5 What can Building Societies learn from the Report?
Clearly the business models and ethos adopted in the mutual sector are very different to those of global banking institutions such as RBS. Indeed many involved in the mutual sector contrast the differing fortunes of those building societies such as Northern Rock, Halifax, Bradford & Bingley, Alliance & Leicester and Abbey National which choose to demutualise, with those which decided to retain their mutual status. However, it would be wrong for Building Societies to ignore the findings of the Report or to believe that they will be unaffected by changes resulting from its recommendations. The introduction of a strict liability regime for bank executives may, for example, extend to Building Society directors and this is an issue which the sector may want to lobby against.

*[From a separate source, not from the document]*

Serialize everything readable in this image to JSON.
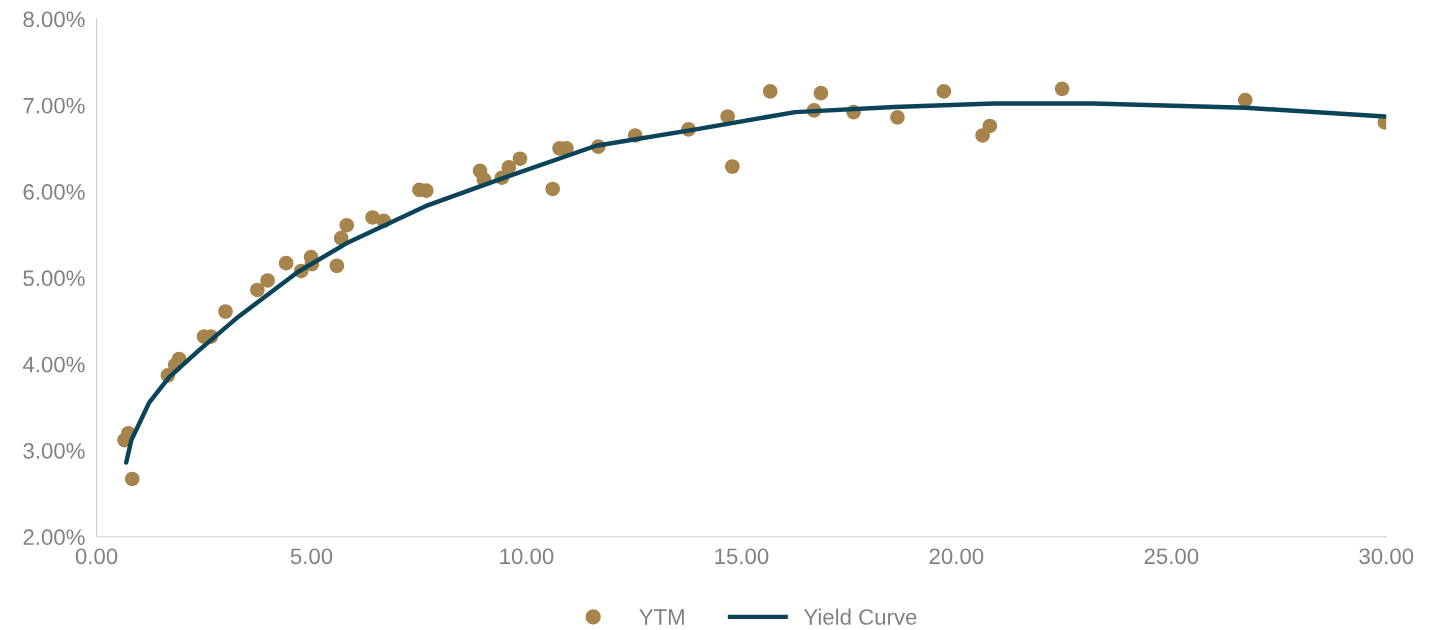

There are also a number of points to consider in the way that the board of Building Societies is to operate.
On a more practical level, the FSA's proposed approach to the preparation of board minutes is clearly out of line with the approach currently adopted by most Building Societies and, indeed, corporates. The prevailing view is that what should be recorded is the final view reached by the board as a whole and not the individual views of the directors which led to that final decision. Hence, it is not clear whether this suggestion by the FSA will be adopted and so secretaries of Building Societies should monitor whether current practice alters in line with the FSA's suggestion and determine whether as a consequence their approach to the preparation of board minutes should also change.